Painfully slow

Question

Painfully slow

jacobhweeks opened this issue a year ago · comments

I managed to get alpaca running on a Hyper-V VM on my PowerEdge R710. The VM has 8 cores and 16GB of RAM. Running Ubuntu 22.04. I had to Make chat from source, otherwise I got an Illegal Instruction error. The problem is that it takes like 1 minute per token. How can I improve this?

main: seed = 1680482599
llama_model_load: loading model from 'ggml-alpaca-7b-q4.bin' - please wait ...
llama_model_load: ggml ctx size = 6065.34 MB
llama_model_load: memory_size = 2048.00 MB, n_mem = 65536
llama_model_load: loading model part 1/1 from 'ggml-alpaca-7b-q4.bin'
llama_model_load: .................................... done
llama_model_load: model size = 4017.27 MB / num tensors = 291

system_info: n_threads = 4 / 8 | AVX = 0 | AVX2 = 0 | AVX512 = 0 | FMA = 0 | NEON = 0 | ARM_FMA = 0 | F16C = 0 | FP16_VA = 0 | WASM_SIMD = 0 | BLAS = 0 | SSE3 = 1 | VSX = 0 |
main: interactive mode on.
sampling parameters: temp = 0.100000, top_k = 40, top_p = 0.950000, repeat_last_n = 64, repeat_penalty = 1.300000

TheCodeGeek · Answer 1 · Mon Apr 03 2023 12:49:49 GMT+0800 (China Standard Time)

I would like to rebuild from source while enabling each of the options such as AVX, AVX2 one at a time so that I can fine tune it for my machine, but I don't know where to do this in chat.cpp.
I also don't know that this is a good solution, it's just an idea. Were these features disabled when I compiled it from source? Possibly because my machine doesn't support those features?
Can anyone please help?

Tempaccnt · Answer 2 · Tue Apr 04 2023 07:22:48 GMT+0800 (China Standard Time)

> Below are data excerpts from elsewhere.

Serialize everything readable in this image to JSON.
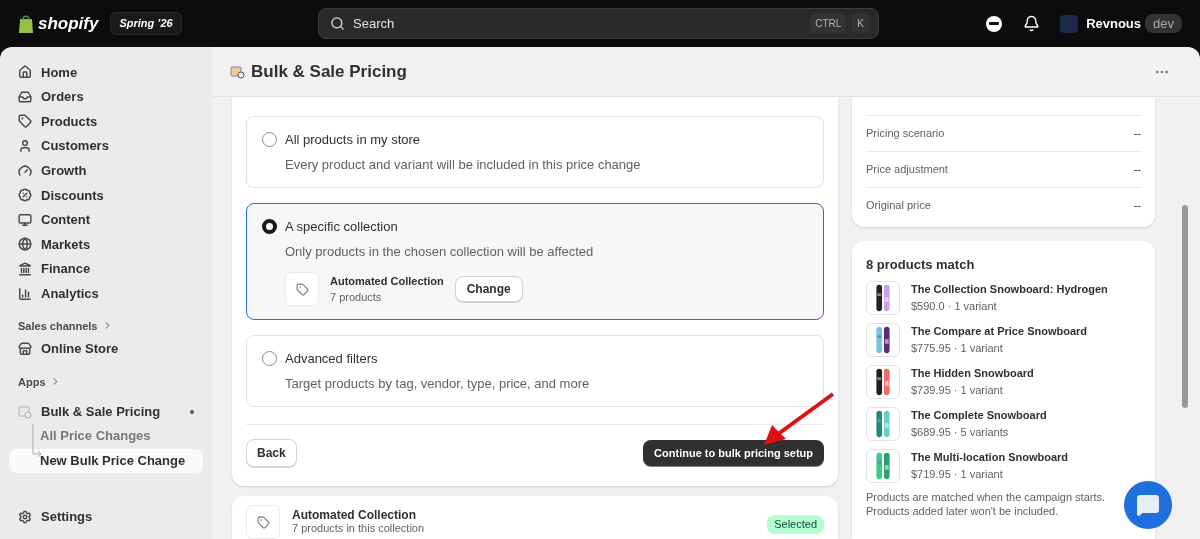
{
  "topbar": {
    "logo": "shopify",
    "edition": "Spring ’26",
    "search": {
      "placeholder": "Search",
      "shortcut": [
        "CTRL",
        "K"
      ]
    },
    "store": "Revnous",
    "store_badge": "dev"
  },
  "sidebar": {
    "items": [
      {
        "label": "Home",
        "selected": false
      },
      {
        "label": "Orders",
        "selected": false
      },
      {
        "label": "Products",
        "selected": false
      },
      {
        "label": "Customers",
        "selected": false
      },
      {
        "label": "Growth",
        "selected": false
      },
      {
        "label": "Discounts",
        "selected": false
      },
      {
        "label": "Content",
        "selected": false
      },
      {
        "label": "Markets",
        "selected": false
      },
      {
        "label": "Finance",
        "selected": false
      },
      {
        "label": "Analytics",
        "selected": false
      }
    ],
    "sales_channels": {
      "heading": "Sales channels",
      "items": [
        {
          "label": "Online Store",
          "selected": false
        }
      ]
    },
    "apps": {
      "heading": "Apps",
      "app": {
        "label": "Bulk & Sale Pricing",
        "children": [
          {
            "label": "All Price Changes",
            "selected": false
          },
          {
            "label": "New Bulk Price Change",
            "selected": true
          }
        ]
      }
    },
    "settings": "Settings"
  },
  "page": {
    "title": "Bulk & Sale Pricing"
  },
  "scope": {
    "options": [
      {
        "title": "All products in my store",
        "description": "Every product and variant will be included in this price change",
        "selected": false
      },
      {
        "title": "A specific collection",
        "description": "Only products in the chosen collection will be affected",
        "selected": true,
        "collection": {
          "name": "Automated Collection",
          "count": "7 products",
          "action": "Change"
        }
      },
      {
        "title": "Advanced filters",
        "description": "Target products by tag, vendor, type, price, and more",
        "selected": false
      }
    ],
    "back": "Back",
    "continue": "Continue to bulk pricing setup"
  },
  "collection_card": {
    "name": "Automated Collection",
    "count": "7 products in this collection",
    "badge": "Selected"
  },
  "summary": {
    "rows": [
      {
        "label": "Pricing scenario",
        "value": "--"
      },
      {
        "label": "Price adjustment",
        "value": "--"
      },
      {
        "label": "Original price",
        "value": "--"
      }
    ]
  },
  "matches": {
    "title": "8 products match",
    "products": [
      {
        "name": "The Collection Snowboard: Hydrogen",
        "meta": "$590.0 · 1 variant"
      },
      {
        "name": "The Compare at Price Snowboard",
        "meta": "$775.95 · 1 variant"
      },
      {
        "name": "The Hidden Snowboard",
        "meta": "$739.95 · 1 variant"
      },
      {
        "name": "The Complete Snowboard",
        "meta": "$689.95 · 5 variants"
      },
      {
        "name": "The Multi-location Snowboard",
        "meta": "$719.95 · 1 variant"
      }
    ],
    "note": "Products are matched when the campaign starts. Products added later won't be included."
  }
}
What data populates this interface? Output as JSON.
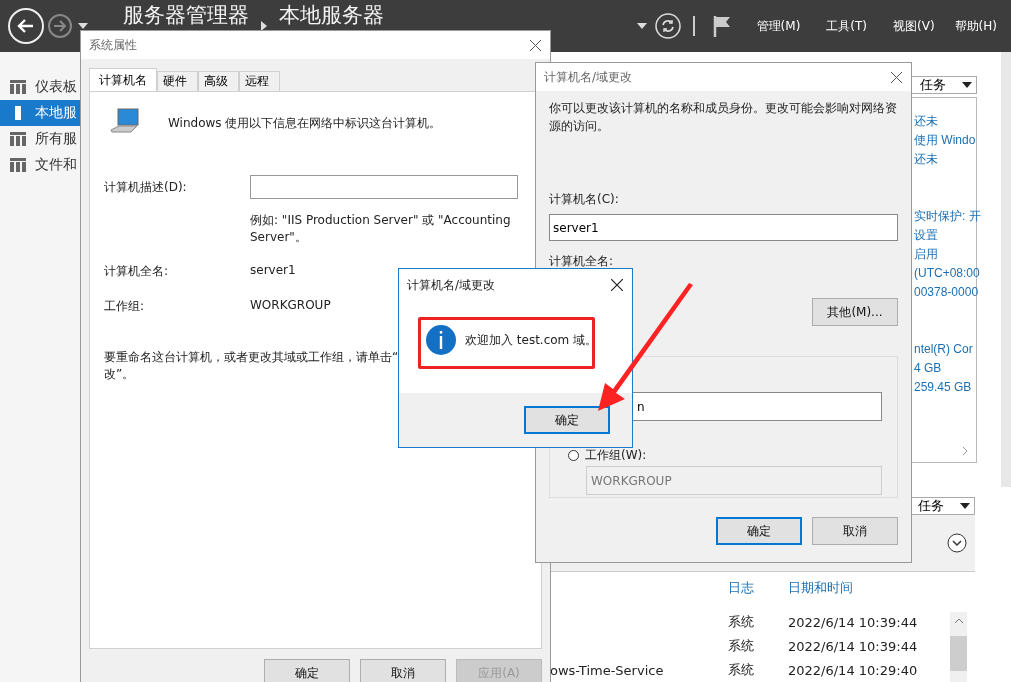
{
  "server_manager": {
    "breadcrumb": [
      "服务器管理器",
      "本地服务器"
    ],
    "menu": [
      "管理(M)",
      "工具(T)",
      "视图(V)",
      "帮助(H)"
    ],
    "sidebar": {
      "items": [
        {
          "label": "仪表板",
          "selected": false
        },
        {
          "label": "本地服",
          "selected": true
        },
        {
          "label": "所有服",
          "selected": false
        },
        {
          "label": "文件和",
          "selected": false
        }
      ]
    },
    "properties_panel": {
      "tasks_label": "任务",
      "groups": [
        [
          "还未",
          "使用 Windo",
          "还未"
        ],
        [
          "实时保护: 开",
          "设置",
          "启用",
          "(UTC+08:00",
          "00378-0000"
        ],
        [
          "ntel(R) Cor",
          "4 GB",
          "259.45 GB"
        ]
      ]
    },
    "events_panel": {
      "tasks_label": "任务",
      "columns": [
        "日志",
        "日期和时间"
      ],
      "rows": [
        {
          "log": "系统",
          "time": "2022/6/14 10:39:44"
        },
        {
          "log": "系统",
          "time": "2022/6/14 10:39:44"
        },
        {
          "source": "ows-Time-Service",
          "log": "系统",
          "time": "2022/6/14 10:29:40"
        }
      ]
    }
  },
  "system_properties": {
    "title": "系统属性",
    "tabs": [
      {
        "label": "计算机名",
        "selected": true
      },
      {
        "label": "硬件",
        "selected": false
      },
      {
        "label": "高级",
        "selected": false
      },
      {
        "label": "远程",
        "selected": false
      }
    ],
    "intro": "Windows 使用以下信息在网络中标识这台计算机。",
    "description_label": "计算机描述(D):",
    "example": "例如: \"IIS Production Server\" 或 \"Accounting Server\"。",
    "full_name_label": "计算机全名:",
    "full_name": "server1",
    "workgroup_label": "工作组:",
    "workgroup": "WORKGROUP",
    "rename_hint_lines": [
      "要重命名这台计算机，或者更改其域或工作组，请单击“",
      "改”。"
    ],
    "buttons": [
      {
        "label": "确定",
        "disabled": false
      },
      {
        "label": "取消",
        "disabled": false
      },
      {
        "label": "应用(A)",
        "disabled": true
      }
    ]
  },
  "name_change": {
    "title": "计算机名/域更改",
    "description": "你可以更改该计算机的名称和成员身份。更改可能会影响对网络资源的访问。",
    "name_label": "计算机名(C):",
    "name_value": "server1",
    "full_name_label": "计算机全名:",
    "more_button": "其他(M)...",
    "domain_value": "n",
    "workgroup_radio": {
      "label": "工作组(W):",
      "selected": false
    },
    "workgroup_value": "WORKGROUP",
    "buttons": [
      {
        "label": "确定",
        "default": true
      },
      {
        "label": "取消",
        "default": false
      }
    ]
  },
  "message_box": {
    "title": "计算机名/域更改",
    "message": "欢迎加入 test.com 域。",
    "button": {
      "label": "确定",
      "default": true
    }
  }
}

from what I could see, the settings are automatically calculated. I believe it's set through a c script by the name of ggml.c using mathematical equations. you could make a backup of that file then edit it manually and see what suit your machine. just don't go overboard or your machine might freeze and will have to reboot it.

TheCodeGeek · Answer 3 · Tue Apr 04 2023 11:36:50 GMT+0800 (China Standard Time)

@Tempaccnt thank you, I realized that they are automatically set based on the CPU when I realized that those were CPU flags last night. That's a bummer. Will I gain any benefit from installing a GPU if I can tie the VM to it, or does the software only utilize CPU performance?

Greg Martin · Answer 4 · Tue Apr 04 2023 12:10:18 GMT+0800 (China Standard Time)

As far as I have read, this approach using alpaca is CPU only. I am looking to figure things out myself since I am running an old i7-6700k and tokens are crawling and the CPU is pegged right now.

TheCodeGeek · Answer 5 · Tue Apr 04 2023 12:11:22 GMT+0800 (China Standard Time)

Okay, thanks!

…

On Mon, Apr 3, 2023 at 9:10 PM Greg Martin ***@***.***> wrote: As far as I have read, this approach using alpaca is CPU only. I am looking to figure things out myself since I am running an old i7-6700k and tokens are crawling and the CPU is pegged right now. — Reply to this email directly, view it on GitHub <#191 (comment)>, or unsubscribe <https://github.com/notifications/unsubscribe-auth/ABP7HRHFTFPDFCKXC4RLCULW7ONLJANCNFSM6AAAAAAWQU4IQA> . You are receiving this because you authored the thread.Message ID: ***@***.***>

-- Respectfully, Jacob H. Weeks

FrankDMartinez · Answer 6 · Mon Apr 10 2023 10:26:36 GMT+0800 (China Standard Time)

I am seeing similar slow speeds on an Intel Mac. If anyone has any suggestions, I would be most appreciative. Thanks.